Лиза готова была с жалостью дотронуться до его руки, но удержала себя.
— Нам нельзя видеться. Ведь ты понимаешь, да? — её голос звучал просительно.
Но кузен отчаянно затряс головой.
— Разве я много прошу? Только видеть. Ничего больше. А твой негодный муж отказал мне от дома.
— Отказал? — Елизавета Ксаверьевна не знала. Странно, что Михаил решился на такой шаг, не посоветовавшись с ней. А сколько она его просила! Даже умоляла больше не пускать Александра на порог. Неприлично! И вдруг перед приездом августейших гостей… Графиня догадалась. И догадка не принесла ей радости. Воронцов сделал так не ради неё. Город полон чужих людей. Он тоже боялся непредсказуемости Раевского. Его откровенного помешательства на любимой женщине. Не хотел лишних разговоров.
— Когда его сиятельство это сделал? — помертвевшими губами спросила графиня.
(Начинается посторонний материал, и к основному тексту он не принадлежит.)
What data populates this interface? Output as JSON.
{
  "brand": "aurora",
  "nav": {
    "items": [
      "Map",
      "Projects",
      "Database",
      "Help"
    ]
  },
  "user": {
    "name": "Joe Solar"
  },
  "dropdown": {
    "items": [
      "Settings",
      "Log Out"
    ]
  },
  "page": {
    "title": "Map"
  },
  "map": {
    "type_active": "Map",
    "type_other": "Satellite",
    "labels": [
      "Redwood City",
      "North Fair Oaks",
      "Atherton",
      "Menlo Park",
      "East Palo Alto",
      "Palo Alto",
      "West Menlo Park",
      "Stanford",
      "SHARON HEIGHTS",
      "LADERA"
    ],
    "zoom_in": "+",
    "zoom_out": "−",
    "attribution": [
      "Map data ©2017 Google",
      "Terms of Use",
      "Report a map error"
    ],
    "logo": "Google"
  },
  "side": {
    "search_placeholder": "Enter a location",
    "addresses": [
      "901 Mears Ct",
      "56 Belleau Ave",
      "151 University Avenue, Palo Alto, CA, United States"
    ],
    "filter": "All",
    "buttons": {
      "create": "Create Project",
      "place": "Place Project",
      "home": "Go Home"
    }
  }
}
— Когда уезжал командовать к Варне.
Для мужа крепость стала наваждением. Он так рвался, что не заскочил даже проститься. А вот на письмо кузену время нашёл! За месяц Михаил только раз приезжал её навестить. Они едва успели побыть вместе. И то как-то наспех. Когда всё сложилось хуже, чем обычно, она взглянула на мужа и поняла: его это не беспокоит. Он весь там. И думает только об осаде.
— Прости, — его голос извинялся, но он сам нет. — Засела в голове заноза. Не могу отвлечься.
Как они измучили её! Кто мешал Александру любить кузину, когда та ходила в барышнях и едва ли не сама навязывалась ему в невесты? Кто мешает Михаилу любить её сейчас?
— Послушай, — Лиза всё-таки дружески взяла Раевского за руку. — Мне очень жаль. Но раз его сиятельство решил закрыть перед тобой дверь, мне вдвойне неприлично тебя принимать.
Кузен смотрел на неё, не понимая.
— А дети?
За долгие годы, что ему доставалось возиться с её отпрысками в Белой Церкви, малыши привыкли. И считали добрым дядей. Самым добрым из всей родни.
— Их отец не хочет тебя видеть, — Лиза помедлила. — Я не хочу уже много лет. Прости.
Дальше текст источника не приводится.